University of the Philippines (UP) president Danilo Concepcion has bared plans to establish a medical complex in Quezon City that will feature a medical school, a second Philippine General Hospital (PGH) and a cancer research institute. 

During his investiture speech on Wednesday, Concepcion confirmed plans to establish a second PGH at the university’s flagship campus in Diliman, Quezon City. 
He said the PGH will be part of the medical complex that will also include a college of medicine and the Genomic Cancer Research Institute. 

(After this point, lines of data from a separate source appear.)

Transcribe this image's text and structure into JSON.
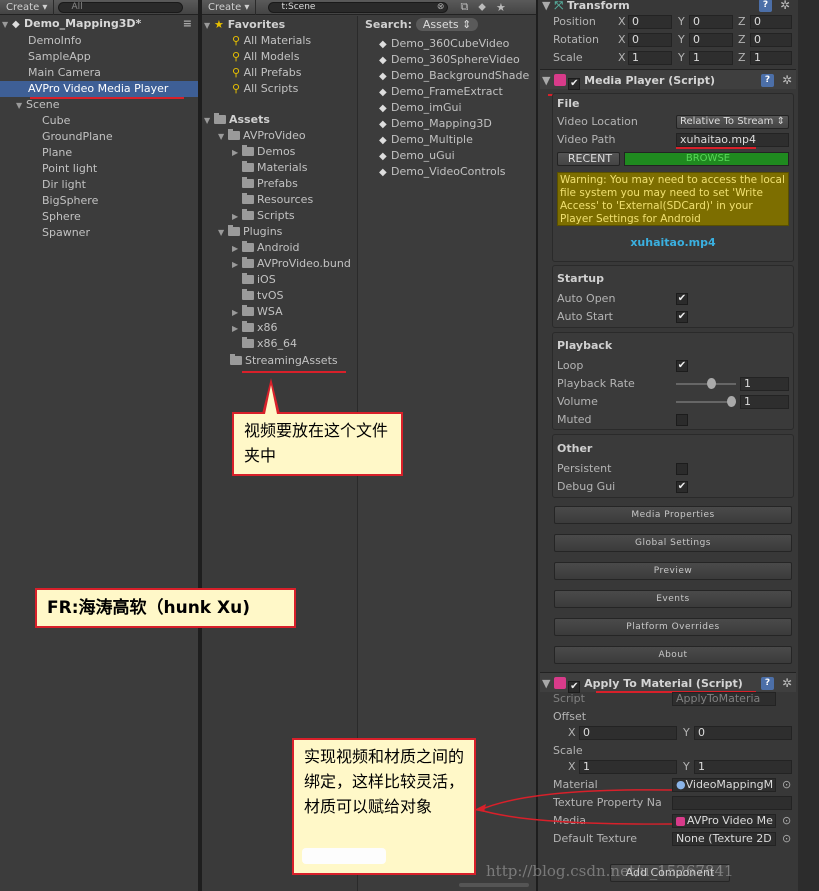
{
  "hierarchy": {
    "create": "Create ▾",
    "search": "All",
    "root": "Demo_Mapping3D*",
    "items": [
      "DemoInfo",
      "SampleApp",
      "Main Camera",
      "AVPro Video Media Player",
      "Scene",
      "Cube",
      "GroundPlane",
      "Plane",
      "Point light",
      "Dir light",
      "BigSphere",
      "Sphere",
      "Spawner"
    ]
  },
  "project": {
    "create": "Create ▾",
    "search": "t:Scene",
    "search_label": "Search:",
    "search_scope": "Assets ⇕",
    "favorites": "Favorites",
    "fav_items": [
      "All Materials",
      "All Models",
      "All Prefabs",
      "All Scripts"
    ],
    "assets": "Assets",
    "folders": [
      "AVProVideo",
      "Demos",
      "Materials",
      "Prefabs",
      "Resources",
      "Scripts",
      "Plugins",
      "Android",
      "AVProVideo.bund",
      "iOS",
      "tvOS",
      "WSA",
      "x86",
      "x86_64",
      "StreamingAssets"
    ],
    "scenes": [
      "Demo_360CubeVideo",
      "Demo_360SphereVideo",
      "Demo_BackgroundShade",
      "Demo_FrameExtract",
      "Demo_imGui",
      "Demo_Mapping3D",
      "Demo_Multiple",
      "Demo_uGui",
      "Demo_VideoControls"
    ]
  },
  "inspector": {
    "transform": "Transform",
    "position": "Position",
    "rotation": "Rotation",
    "scale": "Scale",
    "pos": [
      "0",
      "0",
      "0"
    ],
    "rot": [
      "0",
      "0",
      "0"
    ],
    "scl": [
      "1",
      "1",
      "1"
    ],
    "media_player": "Media Player (Script)",
    "file": "File",
    "video_location": "Video Location",
    "video_location_value": "Relative To Stream ⇕",
    "video_path": "Video Path",
    "video_path_value": "xuhaitao.mp4",
    "recent": "RECENT",
    "browse": "BROWSE",
    "warning": "Warning: You may need to access the local file system you may need to set 'Write Access' to 'External(SDCard)' in your Player Settings for Android",
    "filename": "xuhaitao.mp4",
    "startup": "Startup",
    "auto_open": "Auto Open",
    "auto_start": "Auto Start",
    "playback": "Playback",
    "loop": "Loop",
    "playback_rate": "Playback Rate",
    "rate_value": "1",
    "volume": "Volume",
    "volume_value": "1",
    "muted": "Muted",
    "other": "Other",
    "persistent": "Persistent",
    "debug_gui": "Debug Gui",
    "buttons": [
      "Media Properties",
      "Global Settings",
      "Preview",
      "Events",
      "Platform Overrides",
      "About"
    ],
    "apply": "Apply To Material (Script)",
    "script": "Script",
    "script_value": "ApplyToMateria",
    "offset": "Offset",
    "offset_x": "0",
    "offset_y": "0",
    "scale2": "Scale",
    "scale_x": "1",
    "scale_y": "1",
    "material": "Material",
    "material_value": "VideoMappingM",
    "texture_prop": "Texture Property Na",
    "media": "Media",
    "media_value": "AVPro Video Me",
    "default_texture": "Default Texture",
    "default_texture_value": "None (Texture 2D",
    "add_component": "Add Component",
    "watermark": "http://blog.csdn.net/u_15267841"
  },
  "callouts": {
    "folder": "视频要放在这个文件夹中",
    "author": "FR:海涛高软（hunk Xu)",
    "binding": "实现视频和材质之间的绑定，这样比较灵活，材质可以赋给对象"
  },
  "colors": {
    "selection": "#3e5f96",
    "browse": "#1f8a1f",
    "warning_bg": "#7d6e00",
    "callout_bg": "#fff8c8",
    "callout_border": "#d8202a"
  }
}
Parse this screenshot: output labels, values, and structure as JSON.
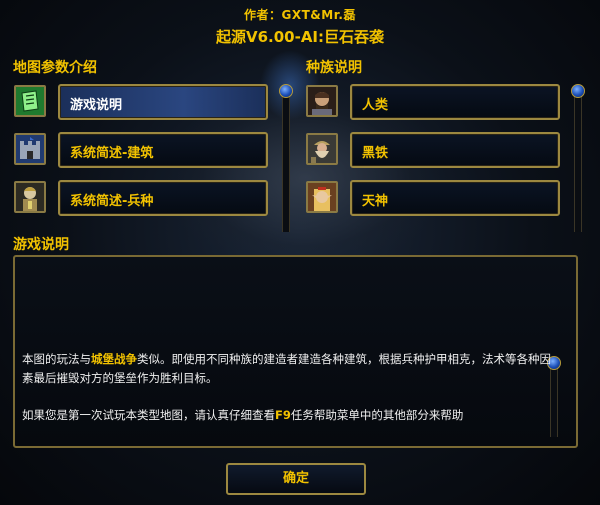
{
  "header": {
    "author": "作者：GXT&Mr.磊",
    "map_title": "起源V6.00-AI:巨石吞袭"
  },
  "left_panel": {
    "title": "地图参数介绍",
    "items": [
      {
        "label": "游戏说明",
        "icon": "green-scroll-icon",
        "selected": true
      },
      {
        "label": "系统简述-建筑",
        "icon": "castle-icon",
        "selected": false
      },
      {
        "label": "系统简述-兵种",
        "icon": "soldier-icon",
        "selected": false
      }
    ]
  },
  "right_panel": {
    "title": "种族说明",
    "items": [
      {
        "label": "人类",
        "icon": "human-hero-icon"
      },
      {
        "label": "黑铁",
        "icon": "dwarf-icon"
      },
      {
        "label": "天神",
        "icon": "elf-icon"
      }
    ]
  },
  "description": {
    "title": "游戏说明",
    "line1_pre": "本图的玩法与",
    "line1_highlight": "城堡战争",
    "line1_post": "类似。即使用不同种族的建造者建造各种建筑，根据兵种护甲相克，法术等各种因素最后摧毁对方的堡垒作为胜利目标。",
    "line2_pre": "如果您是第一次试玩本类型地图，请认真仔细查看",
    "line2_highlight": "F9",
    "line2_post": "任务帮助菜单中的其他部分来帮助"
  },
  "ok_button": {
    "label": "确定"
  },
  "colors": {
    "accent": "#f2c200",
    "border": "#9c8840",
    "selected_bg": "#2a4680"
  }
}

“This medical complex will serve the UP Diliman community and the north of Metro Manila. On the one hand, the College of Medicine will result in a substantial increase in the number of medical students we shall train to increase the number of doctors in our country,” Concepcion said. 

“The Genomic Cancer Research Institute will focus on finding cures for cancer, using the science of genomics as a major tool,” he added. 

The UP president said they conceive PGH-Diliman to be the most modern and well-equipped hospital in the country. 

“We believe that we can make this dream happen with your support and the help of our national and local governments,” he said. 

The plan for the medical complex, including sources of funds, has yet to be finalized.
In his speech, Concepcion also bared other plans, including support for faculty, staff, and students. 

He also stressed the need to rehabilitate buildings in different campuses of the university. 

“It entails the repair, restoration, and improvement of our buildings and dormitories. The time has come to put an end to the not-so-amusing joke that there is no clean or decent toilet in UP,” he said.

Return service

Concepcion also raised the possibility of implementing a return-service program for graduates, especially in light of the implementation of the free college tuition policy. 

“This return service will be for one year after graduation. Our graduates will be required to teach senior high school students in public high schools that we will identify as UP feeder schools. This scheme, we hope, will uplift the quality of the graduates from these feeder schools,” he said. 

“The return-service condition, however, will be voluntary. Any student may opt out from this condition before graduation by paying his tuition, or the cost of his education if he will opt out after graduation. The return service to be rendered by our graduates will not be for free. Our students who will decide to teach will be compensated properly,” he added. 

Concepcion said they are very optimistic that the students will choose to render return service.